The train is moving constant. The energy the person gains comes from internal. So why does it look as if friction from the train to the person is doing work. I'm confused, what am I seeing. This makes no sense to me

Actually, not all of the energy that the person gains is coming from the internal energy in the ground frame. Assuming a perfectly efficient conversion of chemical potential energy into mechanical energy, the amount of mechanical energy gained (in the ground frame) by the person is greater than the amount of chemical energy lost (which is Galilean invariant). The difference is precisely the positive work done by the contact force.

By Newton's 3rd law there is an equal and opposite contact force operating on the train.

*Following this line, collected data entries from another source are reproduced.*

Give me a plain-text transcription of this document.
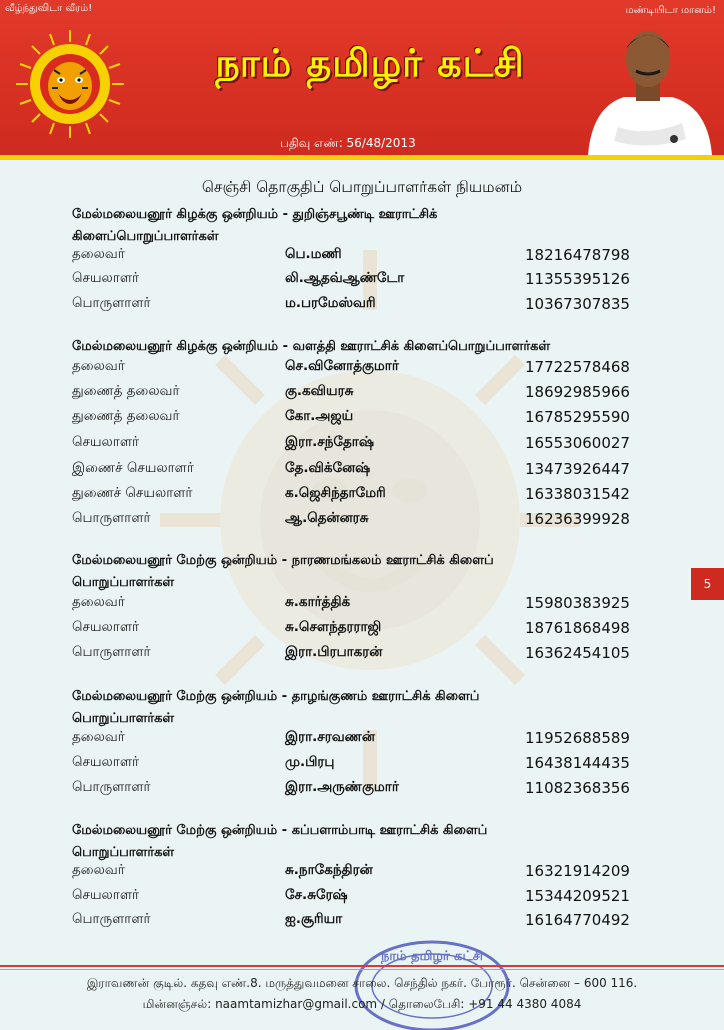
வீழ்ந்துவிடா வீரம்!	மண்டியிடா மானம்!
நாம் தமிழர் கட்சி
பதிவு எண்: 56/48/2013
செஞ்சி தொகுதிப் பொறுப்பாளர்கள் நியமனம்
மேல்மலையனூர் கிழக்கு ஒன்றியம் - துறிஞ்சபூண்டி ஊராட்சிக்
கிளைப்பொறுப்பாளர்கள்
தலைவர்	பெ.மணி	18216478798
செயலாளர்	லி.ஆதவ்ஆண்டோ	11355395126
பொருளாளர்	ம.பரமேஸ்வரி	10367307835
மேல்மலையனூர் கிழக்கு ஒன்றியம் - வளத்தி ஊராட்சிக் கிளைப்பொறுப்பாளர்கள்
தலைவர்	செ.வினோத்குமார்	17722578468
துணைத் தலைவர்	கு.கவியரசு	18692985966
துணைத் தலைவர்	கோ.அஜய்	16785295590
செயலாளர்	இரா.சந்தோஷ்	16553060027
இணைச் செயலாளர்	தே.விக்னேஷ்	13473926447
துணைச் செயலாளர்	க.ஜெசிந்தாமேரி	16338031542
பொருளாளர்	ஆ.தென்னரசு	16236399928
மேல்மலையனூர் மேற்கு ஒன்றியம் - நாரணமங்கலம் ஊராட்சிக் கிளைப்
பொறுப்பாளர்கள்
தலைவர்	சு.கார்த்திக்	15980383925
செயலாளர்	சு.சௌந்தரராஜி	18761868498
பொருளாளர்	இரா.பிரபாகரன்	16362454105
மேல்மலையனூர் மேற்கு ஒன்றியம் - தாழங்குணம் ஊராட்சிக் கிளைப்
பொறுப்பாளர்கள்
தலைவர்	இரா.சரவணன்	11952688589
செயலாளர்	மு.பிரபு	16438144435
பொருளாளர்	இரா.அருண்குமார்	11082368356
மேல்மலையனூர் மேற்கு ஒன்றியம் - கப்பளாம்பாடி ஊராட்சிக் கிளைப்
பொறுப்பாளர்கள்
தலைவர்	சு.நாகேந்திரன்	16321914209
செயலாளர்	சே.சுரேஷ்	15344209521
பொருளாளர்	ஐ.சூரியா	16164770492
5
நாம் தமிழர் கட்சி
இராவணன் குடில். கதவு எண்.8. மருத்துவமனை சாலை. செந்தில் நகர். போரூர். சென்னை – 600 116.
மின்னஞ்சல்: naamtamizhar@gmail.com / தொலைபேசி: +91 44 4380 4084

This force is in the opposite direction of $\vec v$ so negative work is done on the train. Since the train is travelling at a constant speed that means that its engine (unsurprisingly) must be supplying power.

So the mechanical energy gained by the person comes both from the internal conversion of chemical energy to mechanical energy and also from the energy of the train through the work done by the friction force in this frame. To see this quantitatively it is useful to consider a simplified example, such as a spring or something similar.

The train is moving at constant velocity. The energy the person gains comes from internal energy, like chemical potential energy. So why does it look as if friction from the train to the person is doing work. I'm confused, what am I seeing. This makes no sense to me.

Let's imagine a person at rest with respect to the surface they're standing on, and they push off that surface to move forward at a speed of 1m/s forward (relative to the surface).

Using a ground reference, this is pretty simple. Assume the person is 50kg, then the minimum energy for the step is: $$\Delta E = E_f - E_i$$ $$\Delta E = 0.5 (50\text{kg})(1 \text{m/s})^2 - 0 = 25\text{J}$$

Now let's imagine this happening on a moving train. We suppose the train is already at a speed of 5m/s. What's the energy change now?

$$\Delta E = 0.5 (50\text{kg})(6 \text{m/s})^2 - 0.5 (50\text{kg}) (5 \text{m/s})^2 = 275\text{J}$$

So when looking at the interaction from a different reference frame, the person has added much more energy. We resolve this problem by saying that besides the work the legs are doing, the train is also doing work on the person.

If the person took 1 second to make the step, then the force off the surface must be $F = ma = (50\text{kg})(1\text{m/s}^2) = 50 \text{N}$.

In the ground frame, we would say the train's work (or the work from friction) was therefore $$W = Fd = Fvt = (50\text{N})(5\text{m/s})(1s) = 250\text{J}$$

And that 250J exactly accounts for the difference in energy between the two cases.

If we just looks at this happening, walking inside the train, why don't we have to account for this other 250J energy? Shouldn't we have too? That is my confusion, when we are on earth walking why dont we have to account for any of these affects?

You have to account for it if you care about the actual energy of the train. This 250J came from the train. Now the massive train has a huge amount of KE, so this 250J will be a tiny fraction of that amount. But the faster the train is going, the more energy this change in speed represents.

Since the earth is even larger, as long as we're in a frame where its speed is small, we can usually ignore the energy exchanged with it.